Wednesday afternoon, Gov. Greg Abbott met with Nuevo León Governor Samuel Alejandro García Sepúlveda at the Colombia Solidarity International Bridge in Laredo.

Together, the two signed off on a Memorandum of Understanding (MOU): In exchange for Nuevo León continuing its own “enhanced” border enforcement measures, Abbott put an end to the Texas Department of Public Safety’s “enhanced safety inspections” for all commercial vehicles entering the Laredo port and instead return to their previous practice of conducting random searches.

“That’s not enough,” said Little Bear Produce senior vice president of business affairs Bret Erickson, who watched the press conference online. “Laredo is not capable of handling all of the volumes of product that is crossing through all the ports of Texas.”

Erickson said a portion of their produce comes from Mexico. While he would normally see eight to 12 trucks of watermelons come in every day for six days of the week, he has seen zero since Abbott’s directive went into effect.

“The decision by the governor to basically — not bottleneck the ports of entry — he’s put a stranglehold on Texas ports of entry,” Erickson said. “It seems like he’s trying — Governor Abbott was coming up with something to salvage a plan that seems to have gone awry.”

Little Bear's struggle isn’t unique. Though a possible quick-fix would be for Tamaulipas Governor Francisco García Cabeza de Vaca to sign a similar MOU, Erickson couldn’t say what would be the best solution.

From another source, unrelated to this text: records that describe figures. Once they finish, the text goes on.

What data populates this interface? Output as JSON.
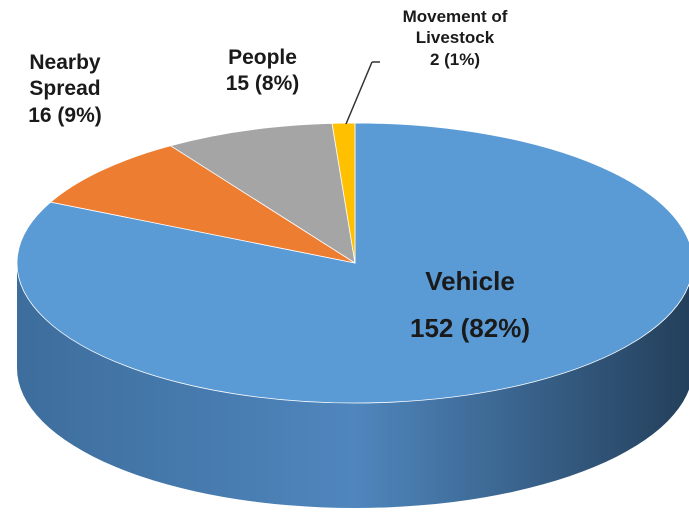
{
  "chart_data": {
    "type": "pie3d",
    "categories": [
      "Vehicle",
      "Nearby Spread",
      "People",
      "Movement of Livestock"
    ],
    "values": [
      152,
      16,
      15,
      2
    ],
    "value_labels": [
      "152 (82%)",
      "16 (9%)",
      "15 (8%)",
      "2 (1%)"
    ],
    "colors": [
      "#5b9bd5",
      "#ed7d31",
      "#a5a5a5",
      "#ffc000"
    ]
  }
}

Until an effective change is made, employees of Little Bear are receiving fewer work hours.

Erickson said it’s likely the standstill will drive grocery prices of certain products to be even higher.

“In some cases, we’re losing orders because the retail customer that we’re selling to can’t wait that long, and they’re having to shift their supplier to go somewhere else, perhaps sourcing out of Nogales, Arizona,” he said.